The new light sail features four triangular sails, made of mylar, which combine to form a rectangular-shaped surface. Once the [three unit] cubesat reaches an orbital altitude of 500 miles (800 km), the sails will deploy, extending across a total area measuring 32 square meters. The main test goal will be to assess whether the solar sails are a viable form of spacecraft propulsion.

This animation shows how the LightSail-2 will deploy from the Prox-1 satellite:

The idea of solar sailing came decades ago from Planetary Society founders Louis Friedman, Bruce Murray and Carl Sagan, who even stopped by Johnny Carson’s The Tonight Show to explain the technology.

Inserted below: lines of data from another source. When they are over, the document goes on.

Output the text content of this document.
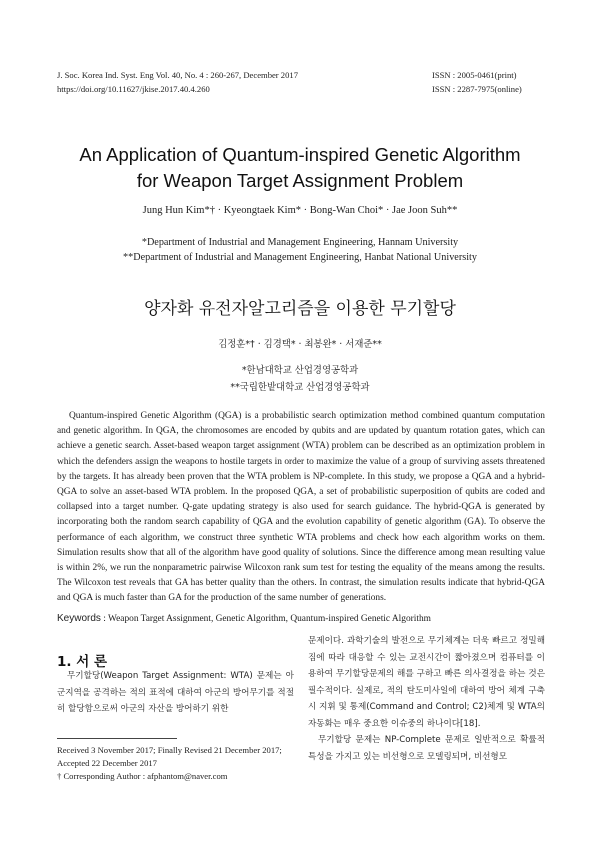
J. Soc. Korea Ind. Syst. Eng Vol. 40, No. 4 : 260-267, December 2017
https://doi.org/10.11627/jkise.2017.40.4.260
ISSN : 2005-0461(print)
ISSN : 2287-7975(online)
An Application of Quantum-inspired Genetic Algorithm
for Weapon Target Assignment Problem
Jung Hun Kim*† · Kyeongtaek Kim* · Bong-Wan Choi* · Jae Joon Suh**
*Department of Industrial and Management Engineering, Hannam University
**Department of Industrial and Management Engineering, Hanbat National University
양자화 유전자알고리즘을 이용한 무기할당
김정훈*† · 김경택* · 최봉완* · 서재준**
*한남대학교 산업경영공학과
**국립한밭대학교 산업경영공학과
Quantum-inspired Genetic Algorithm (QGA) is a probabilistic search optimization method combined quantum computation and genetic algorithm. In QGA, the chromosomes are encoded by qubits and are updated by quantum rotation gates, which can achieve a genetic search. Asset-based weapon target assignment (WTA) problem can be described as an optimization problem in which the defenders assign the weapons to hostile targets in order to maximize the value of a group of surviving assets threatened by the targets. It has already been proven that the WTA problem is NP-complete. In this study, we propose a QGA and a hybrid-QGA to solve an asset-based WTA problem. In the proposed QGA, a set of probabilistic superposition of qubits are coded and collapsed into a target number. Q-gate updating strategy is also used for search guidance. The hybrid-QGA is generated by incorporating both the random search capability of QGA and the evolution capability of genetic algorithm (GA). To observe the performance of each algorithm, we construct three synthetic WTA problems and check how each algorithm works on them. Simulation results show that all of the algorithm have good quality of solutions. Since the difference among mean resulting value is within 2%, we run the nonparametric pairwise Wilcoxon rank sum test for testing the equality of the means among the results. The Wilcoxon test reveals that GA has better quality than the others. In contrast, the simulation results indicate that hybrid-QGA and QGA is much faster than GA for the production of the same number of generations.
Keywords : Weapon Target Assignment, Genetic Algorithm, Quantum-inspired Genetic Algorithm
1. 서 론

무기할당(Weapon Target Assignment: WTA) 문제는 아군지역을 공격하는 적의 표적에 대하여 아군의 방어무기를 적절히 할당함으로써 아군의 자산을 방어하기 위한

문제이다. 과학기술의 발전으로 무기체계는 더욱 빠르고 정밀해짐에 따라 대응할 수 있는 교전시간이 짧아졌으며 컴퓨터를 이용하여 무기할당문제의 해를 구하고 빠른 의사결정을 하는 것은 필수적이다. 실제로, 적의 탄도미사일에 대하여 방어 체계 구축 시 지휘 및 통제(Command and Control; C2)체계 및 WTA의 자동화는 매우 중요한 이슈중의 하나이다[18].

무기할당 문제는 NP-Complete 문제로 일반적으로 확률적 특성을 가지고 있는 비선형으로 모델링되며, 비선형모

Received 3 November 2017; Finally Revised 21 December 2017;
Accepted 22 December 2017
† Corresponding Author : afphantom@naver.com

“[It] travels on the radiation and particles that come out of the sun, the wind from the sun,” Sagan said. “Because it has a constant acceleration, it can get you around the inner part of the solar system a lot faster … than the usual sorts of rocket propulsion.”

Nye told Motherboard that besides interstellar space travel, the solar sail can be used in various other ways, from monitoring solar weather to helping a satellite de-orbit:

You’re required to have your satellite deorbit in 25 years. That’s an international rule being informally embraced, and people are working on treaties to formalize it. Getting a spacecraft to come down when you want it takes either fuel or dumb luck. With a sail, you can create all this drag. For example, where the ISS is, there are still a few air molecules. So when you deploy a sail, the thing comes down a thousand times faster than otherwise. Satellite manufacturers could very reasonably meet the requirements by including a little drag sail.

This video shows a test deployment of the LightSail 2’s sails at California Polytechnic State University in January:

The Planetary Society’s digital editor Jason Davis explains what happened in the video:

Unsurprisingly, [the] deployment tests revealed minor issues that engineers…have spent the past few weeks working to resolve. The deployment motor hesitated several times, not unlike the way it did during LightSail 1 testing. There was a glitch with the spacecraft’s onboard cameras, which capture staggered images during the sail deployment sequence. And additional refinements are still being applied to the spacecraft’s communications and attitude control systems.

A second round of system testing is planned at Cal Poly. This will pave the way for a full, day-in-the-life test as soon as March, when the spacecraft demonstrates its core mission functions one final time on the ground.